Safeguarding LLM-Applications: Specify or Train?
This program is tentative and subject to change.
Large Language Models (LLMs) are powerful tools used in several applications such as conversational AI, and code generation. However, significant robustness concerns arise with LLMs in production, such as hallucinations, prompt injection attacks, harmful content generation, and challenges in maintaining accurate domain-specific content moderation. Guardrails aim to mitigate these challenges by aligning LLM outputs with desired behaviors without modifying the underlying models. Nvidia NeMo Guardrails, for instance, rely on specifying acceptable/unacceptable behaviours. However, it is challenging to predict and address potential issues of LLMs in advance to create these guardrails. Also, manual updates from software engineers are often required to maintain and refine these guardrails.

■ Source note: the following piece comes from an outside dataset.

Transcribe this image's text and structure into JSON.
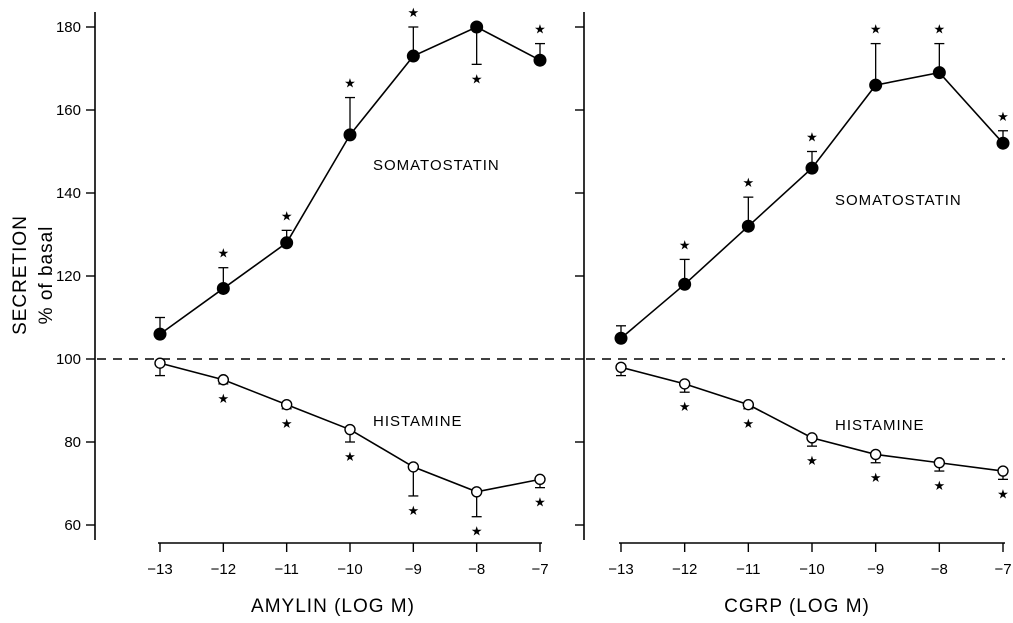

We introduce LLM-Guards, specialised machine learning (ML) models trained to function as protective guards. Additionally, we present an automation pipeline for training and continual fine-tuning of these guards using reinforcement learning from human feedback (RLHF). We evaluated several small LLMs, including Llama-3, Mistral, and Gemma, as LLM-Guards for challenges such as moderation and detecting off-topic queries, and compared their performance against NeMo Guardrails. The proposed Llama-3 LLM-Guard outperformed NeMo Guardrails in detecting off-topic queries, achieving an accuracy of 98.7% compared to 81%. Furthermore, the LLM-Guard detected 97.86% of harmful queries, surpassing NeMo Guardrails by 19.86%.